Anche un imprenditore di successo, che eccelle nel suo campo e genera profitto, può portare nel cuore dolori pesanti come macigni. Questi possono riguardare conflitti irrisolti con partner, figli, genitori, fratelli, amici o con se stessi. E sebbene non voglio aprire ora un dibattito sulla vita oltre la vita, un tema sicuramente degno di attenzione, ciò che rimane evidente è la figura di un uomo incompleto e insoddisfatto. Questo carico di dolore e tristezza può contaminare il nostro corpo e la nostra mente, limitando la nostra capacità di essere non solo imprenditori di successo, ma uomini di successo.
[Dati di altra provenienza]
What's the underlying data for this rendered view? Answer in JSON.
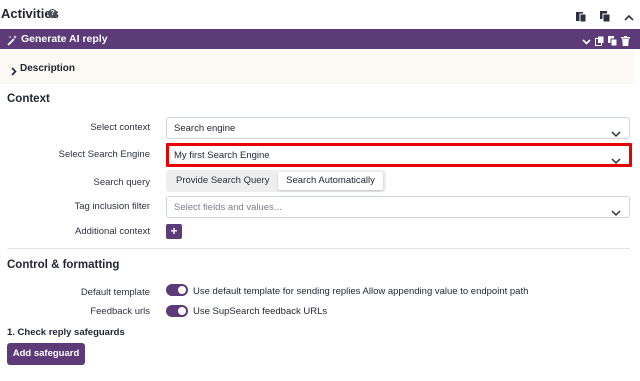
{
  "header": {
    "title": "Activities",
    "help_glyph": "?"
  },
  "icons": {
    "paste": "paste-icon",
    "copy": "copy-icon",
    "collapse": "chevron-up-icon"
  },
  "activity_bar": {
    "label": "Generate AI reply",
    "icon": "magic-wand-icon",
    "tools": [
      "chevron-down-icon",
      "duplicate-icon",
      "copy-icon",
      "trash-icon"
    ]
  },
  "description": {
    "label": "Description"
  },
  "context": {
    "title": "Context",
    "select_context": {
      "label": "Select context",
      "value": "Search engine"
    },
    "select_engine": {
      "label": "Select Search Engine",
      "value": "My first Search Engine"
    },
    "search_query": {
      "label": "Search query",
      "options": [
        "Provide Search Query",
        "Search Automatically"
      ],
      "selected": "Search Automatically"
    },
    "tag_filter": {
      "label": "Tag inclusion filter",
      "placeholder": "Select fields and values..."
    },
    "additional": {
      "label": "Additional context",
      "button": "+"
    }
  },
  "control": {
    "title": "Control & formatting",
    "default_template": {
      "label": "Default template",
      "text": "Use default template for sending replies Allow appending value to endpoint path",
      "on": true
    },
    "feedback_urls": {
      "label": "Feedback urls",
      "text": "Use SupSearch feedback URLs",
      "on": true
    }
  },
  "safeguards": {
    "title": "1. Check reply safeguards",
    "button": "Add safeguard"
  },
  "colors": {
    "accent": "#5d3a78",
    "highlight": "#e60000"
  }
}
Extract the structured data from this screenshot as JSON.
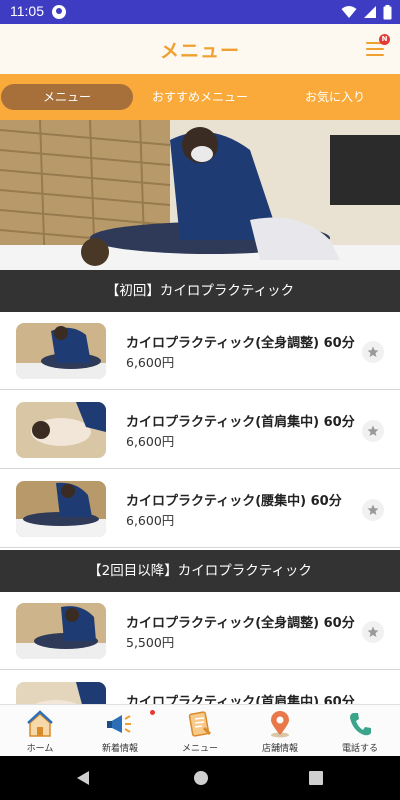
{
  "status": {
    "time": "11:05"
  },
  "header": {
    "title": "メニュー",
    "notification_badge": "N"
  },
  "tabs": [
    {
      "label": "メニュー",
      "active": true
    },
    {
      "label": "おすすめメニュー",
      "active": false
    },
    {
      "label": "お気に入り",
      "active": false
    }
  ],
  "sections": [
    {
      "title": "【初回】カイロプラクティック",
      "items": [
        {
          "name": "カイロプラクティック(全身調整) 60分",
          "price": "6,600円"
        },
        {
          "name": "カイロプラクティック(首肩集中) 60分",
          "price": "6,600円"
        },
        {
          "name": "カイロプラクティック(腰集中) 60分",
          "price": "6,600円"
        }
      ]
    },
    {
      "title": "【2回目以降】カイロプラクティック",
      "items": [
        {
          "name": "カイロプラクティック(全身調整) 60分",
          "price": "5,500円"
        },
        {
          "name": "カイロプラクティック(首肩集中) 60分",
          "price": ""
        }
      ]
    }
  ],
  "bottom_nav": [
    {
      "label": "ホーム",
      "icon": "home-icon"
    },
    {
      "label": "新着情報",
      "icon": "megaphone-icon"
    },
    {
      "label": "メニュー",
      "icon": "menu-book-icon"
    },
    {
      "label": "店舗情報",
      "icon": "map-pin-icon"
    },
    {
      "label": "電話する",
      "icon": "phone-icon"
    }
  ],
  "colors": {
    "status_bar": "#3f3cc4",
    "accent_orange": "#f9aa3a",
    "active_tab": "#a7703a",
    "section_header": "#333333"
  }
}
Fare un bilancio della propria vita può essere un ottimo punto di partenza per capire come e quando agire per iniziare a risolvere i conflitti, superare i rimpianti e trasformarli in gesti di amore e affetto. Probabilmente, ciò richiederà di liberare tempo da dedicare ai problemi che affollano la mente. Forse sarà necessario creare sistemi di business più automatizzati per liberare quel tempo. O forse, ciò che serve è un cambio di prospettiva, per comprendere che non sono le ore trascorse in aereo o in sala riunioni a definire la grandezza di un uomo, ma i ricordi meravigliosi creati con le persone amate.

Alla fine del giorno, non sarà il tuo marchio a lasciare un’impronta indelebile, ma i ricordi del tempo trascorso insieme a te.

Questa è la vera eredità che un uomo può lasciare dietro di sé.